Nor would anyone have expected Breezy
(1973) from Eastwood. With William Holden
and Kay Lenz, that was the story of a September-May romance, shamelessly sentimental but touching, solidly grounded and
well acted. For Clint it was about a man who
'rediscovers life through the eyes of this young
girl'. It was the first hint that he might be
fearful of growing older, and it could have been
a prelude to his own romantic interest in
Sondra Locke. He resisted confessions or the
gossip press, but for some time he worked
with the younger, blonde actress who had not
really acted for anyone but Eastwood (though
the failure of Bronco Billy apparently
was the beginning of the end of that relationship and ended in the mother of all nasty break-ups on Locke's part).
In the 1980s, Eastwood continued to direct and star in at
least one big film a year, usually in his
established Western genre, but occassionally
making forays into other styles. Firefox (1982),
for instance, took him to Eastern Europe to
steal the blueprints for a new plane, while
Heartbreak Ridge (1987) was set against the
background of the Korean war.

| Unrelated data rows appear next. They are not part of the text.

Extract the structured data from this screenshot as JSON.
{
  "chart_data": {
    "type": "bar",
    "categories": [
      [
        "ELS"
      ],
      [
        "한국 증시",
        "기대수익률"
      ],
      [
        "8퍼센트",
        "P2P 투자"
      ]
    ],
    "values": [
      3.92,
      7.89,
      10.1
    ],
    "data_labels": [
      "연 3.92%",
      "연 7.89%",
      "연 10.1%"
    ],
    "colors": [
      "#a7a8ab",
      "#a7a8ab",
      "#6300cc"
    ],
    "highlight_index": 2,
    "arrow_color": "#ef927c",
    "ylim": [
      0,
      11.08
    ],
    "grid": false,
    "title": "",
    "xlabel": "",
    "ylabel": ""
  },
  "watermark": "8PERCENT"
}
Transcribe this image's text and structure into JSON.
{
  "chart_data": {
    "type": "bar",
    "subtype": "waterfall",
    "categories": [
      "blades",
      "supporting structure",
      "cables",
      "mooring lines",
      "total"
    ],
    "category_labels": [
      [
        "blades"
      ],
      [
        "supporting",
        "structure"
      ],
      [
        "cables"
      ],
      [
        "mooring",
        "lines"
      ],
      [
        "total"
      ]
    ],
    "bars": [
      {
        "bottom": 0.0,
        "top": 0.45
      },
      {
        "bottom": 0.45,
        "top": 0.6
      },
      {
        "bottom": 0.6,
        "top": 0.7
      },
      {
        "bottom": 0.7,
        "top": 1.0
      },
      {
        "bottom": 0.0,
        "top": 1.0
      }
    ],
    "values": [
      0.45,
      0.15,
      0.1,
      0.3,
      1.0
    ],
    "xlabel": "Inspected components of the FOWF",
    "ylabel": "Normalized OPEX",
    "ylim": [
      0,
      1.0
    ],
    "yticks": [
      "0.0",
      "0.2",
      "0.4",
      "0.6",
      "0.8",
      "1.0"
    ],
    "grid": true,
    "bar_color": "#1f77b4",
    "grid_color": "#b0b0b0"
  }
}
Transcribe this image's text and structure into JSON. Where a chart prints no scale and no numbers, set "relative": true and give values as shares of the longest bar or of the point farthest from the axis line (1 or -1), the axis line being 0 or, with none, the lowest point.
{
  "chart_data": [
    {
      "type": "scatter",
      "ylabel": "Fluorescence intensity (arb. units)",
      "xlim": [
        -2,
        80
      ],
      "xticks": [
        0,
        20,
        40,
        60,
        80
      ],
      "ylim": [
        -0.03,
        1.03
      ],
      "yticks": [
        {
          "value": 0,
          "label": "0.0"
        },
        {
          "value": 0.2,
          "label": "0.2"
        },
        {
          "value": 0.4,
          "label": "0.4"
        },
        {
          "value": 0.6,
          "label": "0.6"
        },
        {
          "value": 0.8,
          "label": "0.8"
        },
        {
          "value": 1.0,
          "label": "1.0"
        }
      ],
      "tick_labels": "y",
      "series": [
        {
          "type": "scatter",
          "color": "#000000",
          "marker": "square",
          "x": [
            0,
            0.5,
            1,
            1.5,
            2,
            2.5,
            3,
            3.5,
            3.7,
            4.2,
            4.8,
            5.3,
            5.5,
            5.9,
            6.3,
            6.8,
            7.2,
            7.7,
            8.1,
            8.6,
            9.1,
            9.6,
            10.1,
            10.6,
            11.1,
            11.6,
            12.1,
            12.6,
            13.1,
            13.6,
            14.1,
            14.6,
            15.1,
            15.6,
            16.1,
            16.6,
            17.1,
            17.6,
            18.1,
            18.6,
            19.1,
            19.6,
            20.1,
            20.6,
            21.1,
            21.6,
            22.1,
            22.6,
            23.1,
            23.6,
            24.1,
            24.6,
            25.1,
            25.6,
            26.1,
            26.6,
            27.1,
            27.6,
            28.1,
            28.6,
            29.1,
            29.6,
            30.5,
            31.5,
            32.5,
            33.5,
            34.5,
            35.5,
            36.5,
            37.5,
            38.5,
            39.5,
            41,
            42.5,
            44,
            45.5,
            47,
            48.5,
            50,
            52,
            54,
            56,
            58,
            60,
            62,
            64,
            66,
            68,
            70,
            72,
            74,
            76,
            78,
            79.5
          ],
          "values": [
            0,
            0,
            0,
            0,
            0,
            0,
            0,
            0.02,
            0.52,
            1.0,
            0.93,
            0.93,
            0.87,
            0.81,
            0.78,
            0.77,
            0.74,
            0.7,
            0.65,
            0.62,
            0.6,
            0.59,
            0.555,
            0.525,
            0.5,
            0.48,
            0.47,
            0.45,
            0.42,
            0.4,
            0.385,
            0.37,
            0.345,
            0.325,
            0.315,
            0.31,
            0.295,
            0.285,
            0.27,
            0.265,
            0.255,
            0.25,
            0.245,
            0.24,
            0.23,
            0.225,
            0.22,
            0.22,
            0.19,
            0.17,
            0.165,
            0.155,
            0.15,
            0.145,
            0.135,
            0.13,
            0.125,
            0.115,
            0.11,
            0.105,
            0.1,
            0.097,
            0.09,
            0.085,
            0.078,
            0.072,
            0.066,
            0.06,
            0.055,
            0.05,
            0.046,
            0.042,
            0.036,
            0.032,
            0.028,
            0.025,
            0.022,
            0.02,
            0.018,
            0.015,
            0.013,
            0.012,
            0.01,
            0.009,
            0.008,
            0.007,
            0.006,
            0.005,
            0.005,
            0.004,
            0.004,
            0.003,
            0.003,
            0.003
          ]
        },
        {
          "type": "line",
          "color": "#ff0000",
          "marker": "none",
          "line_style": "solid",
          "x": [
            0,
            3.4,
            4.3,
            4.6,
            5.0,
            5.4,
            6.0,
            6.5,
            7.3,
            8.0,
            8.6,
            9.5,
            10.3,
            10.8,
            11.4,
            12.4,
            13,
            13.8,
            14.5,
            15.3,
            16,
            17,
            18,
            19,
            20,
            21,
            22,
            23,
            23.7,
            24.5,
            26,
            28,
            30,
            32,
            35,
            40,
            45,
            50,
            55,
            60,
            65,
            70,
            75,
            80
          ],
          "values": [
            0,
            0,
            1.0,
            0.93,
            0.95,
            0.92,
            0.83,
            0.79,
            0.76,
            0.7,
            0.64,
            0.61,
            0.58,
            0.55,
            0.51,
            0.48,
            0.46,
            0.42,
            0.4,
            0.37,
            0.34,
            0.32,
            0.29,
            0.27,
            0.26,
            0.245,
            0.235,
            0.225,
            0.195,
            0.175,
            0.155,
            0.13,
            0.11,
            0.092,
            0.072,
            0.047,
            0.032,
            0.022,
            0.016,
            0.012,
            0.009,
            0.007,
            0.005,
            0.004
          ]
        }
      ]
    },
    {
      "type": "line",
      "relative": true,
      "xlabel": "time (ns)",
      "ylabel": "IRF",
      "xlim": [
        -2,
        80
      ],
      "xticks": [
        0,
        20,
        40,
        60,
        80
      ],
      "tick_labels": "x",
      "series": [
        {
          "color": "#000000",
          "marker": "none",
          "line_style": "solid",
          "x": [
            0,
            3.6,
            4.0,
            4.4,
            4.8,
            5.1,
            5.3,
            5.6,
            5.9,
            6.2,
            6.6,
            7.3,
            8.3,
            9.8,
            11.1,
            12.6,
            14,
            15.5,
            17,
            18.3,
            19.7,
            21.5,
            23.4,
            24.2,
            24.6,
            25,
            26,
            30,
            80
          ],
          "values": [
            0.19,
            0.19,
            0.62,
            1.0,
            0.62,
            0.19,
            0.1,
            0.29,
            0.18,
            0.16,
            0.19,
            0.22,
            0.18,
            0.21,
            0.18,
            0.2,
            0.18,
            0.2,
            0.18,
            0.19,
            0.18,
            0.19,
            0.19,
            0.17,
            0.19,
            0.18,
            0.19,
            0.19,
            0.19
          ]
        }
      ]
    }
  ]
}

In 1985, the
'man with no name' returned as a preacher in
Pale Rider, this time to defend the local community against the bad guys. Meanwhile,
Eastwood took on that role himself and became, for a time, the Mayor of his local
Californian town of Carmel.
In the mid-eighties Clint made some solid movies but nothing really stuck out. Tightrope (1984), City Heat (1984) (with Burt Reynolds) and others were solid but not classic films. In 1988 Eastwood did his fifth and up to this point final Dirty Harry movie, the aforementioned The Dead Pool (1988). Although it was a success overall it did not have the box office punch his previous films had.
About this time with outright bombs like The Rookie (1990) and Pink Cadillac (1989), it was fairly obvious Eastwood's star was declining as it never had before. He then started taking on more personal projects such as directing Bird (1988), a biopic of Charlie 'Bird' Parker, and starring in and directing White Hunter Black Heart (1990), an uneven, loose biography of John Huston. But Eastwood surprised yet again. First with his western, Unforgiven (1992), which garnered him an Oscar for director, and nomination for best actor. Then he took on the secret service in In the Line of Fire (1993), which was a big hit, followed by the interesting, but poorly received drama, A Perfect World (1993), with Kevin Costner. Next up was a love story, The Bridges of Madison County (1995), a wistful and beautifully told love story.
Since The Bridges of Madison County, his films have been good, but not always successful at the Box Office. Among them were the badly received True Crime (1999) and Blood Work (2002), and the well received Space Cowboys (2000). But he did have a big success directing Midnight in the Garden of Good and Evil (1997).
In 2003 he directed Mystic River, an Oscar winning film which filmgoers loved or loathed.
Eastwood has seven children, and has been married twice, and had a long time relationship with frequent co-star Sondra Locke.